At 11:43 p.m. PDT on March 14, 2025, NASA’s EZIE (Electrojet Zeeman Imaging Explorer) mission lifted off from Vandenberg Space Force Base in California.
At approximately 2 a.m. PDT on March 15, the EZIE satellites were successfully deployed. Within the next 10 days, the spacecraft will send signals to the ground to verify they are in good health and operating normally.

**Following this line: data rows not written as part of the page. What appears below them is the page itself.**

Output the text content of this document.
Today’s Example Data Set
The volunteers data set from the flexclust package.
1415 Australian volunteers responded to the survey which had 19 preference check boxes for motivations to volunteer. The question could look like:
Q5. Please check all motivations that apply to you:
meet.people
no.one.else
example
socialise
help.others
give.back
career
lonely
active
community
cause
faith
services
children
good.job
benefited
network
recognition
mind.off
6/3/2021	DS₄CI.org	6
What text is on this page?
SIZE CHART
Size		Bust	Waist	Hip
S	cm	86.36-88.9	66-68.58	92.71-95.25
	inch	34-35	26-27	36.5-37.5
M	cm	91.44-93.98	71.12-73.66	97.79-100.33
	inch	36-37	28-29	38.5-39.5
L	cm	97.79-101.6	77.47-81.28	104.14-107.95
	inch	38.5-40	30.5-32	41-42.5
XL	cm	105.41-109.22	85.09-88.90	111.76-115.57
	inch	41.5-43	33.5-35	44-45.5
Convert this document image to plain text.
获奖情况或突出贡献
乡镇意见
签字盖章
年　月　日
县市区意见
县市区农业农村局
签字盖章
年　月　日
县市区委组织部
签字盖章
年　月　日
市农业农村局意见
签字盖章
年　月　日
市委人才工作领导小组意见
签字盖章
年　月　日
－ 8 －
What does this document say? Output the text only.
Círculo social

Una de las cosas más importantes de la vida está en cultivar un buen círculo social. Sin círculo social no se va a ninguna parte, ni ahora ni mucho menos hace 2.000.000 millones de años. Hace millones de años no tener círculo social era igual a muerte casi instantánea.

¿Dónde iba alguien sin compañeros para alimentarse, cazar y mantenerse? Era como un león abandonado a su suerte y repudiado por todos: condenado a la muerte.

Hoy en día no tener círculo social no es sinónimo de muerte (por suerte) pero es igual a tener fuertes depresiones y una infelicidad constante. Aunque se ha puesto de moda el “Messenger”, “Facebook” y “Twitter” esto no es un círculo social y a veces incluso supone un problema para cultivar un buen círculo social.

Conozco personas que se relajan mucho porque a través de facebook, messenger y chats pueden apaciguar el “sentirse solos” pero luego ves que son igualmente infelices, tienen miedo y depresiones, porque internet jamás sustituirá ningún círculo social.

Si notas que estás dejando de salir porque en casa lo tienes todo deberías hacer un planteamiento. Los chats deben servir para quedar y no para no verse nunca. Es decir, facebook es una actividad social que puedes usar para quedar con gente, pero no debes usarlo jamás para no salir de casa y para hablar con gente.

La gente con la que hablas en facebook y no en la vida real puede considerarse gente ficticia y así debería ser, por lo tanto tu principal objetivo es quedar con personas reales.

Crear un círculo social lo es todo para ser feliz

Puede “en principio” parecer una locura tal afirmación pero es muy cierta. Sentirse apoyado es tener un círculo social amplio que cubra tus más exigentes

The trio of satellites will orbit approximately 260 to 370 miles (420 to 590 kilometers) above Earth’s surface to map and study changes in the auroral electrojets, powerful electric currents that flow through our upper atmosphere in the polar regions where auroras glow in the sky. The EZIE mission will help scientists improve models for predicting space weather to mitigate its disruptive impacts on our society.
The EZIE mission is funded by the Heliophysics Division within NASA’s Science Mission Directorate and is managed by the Explorers Program Office at NASA’s Goddard Space Flight Center in Greenbelt, Maryland. The Johns Hopkins Applied Physics Laboratory in Laurel, Maryland, leads the mission for NASA. Blue Canyon Technologies in Boulder, Colorado, built the CubeSats, and NASA’s Jet Propulsion Laboratory in Southern California built the Microwave Electrojet Magnetogram, which will map the electrojets, for each of the three satellites.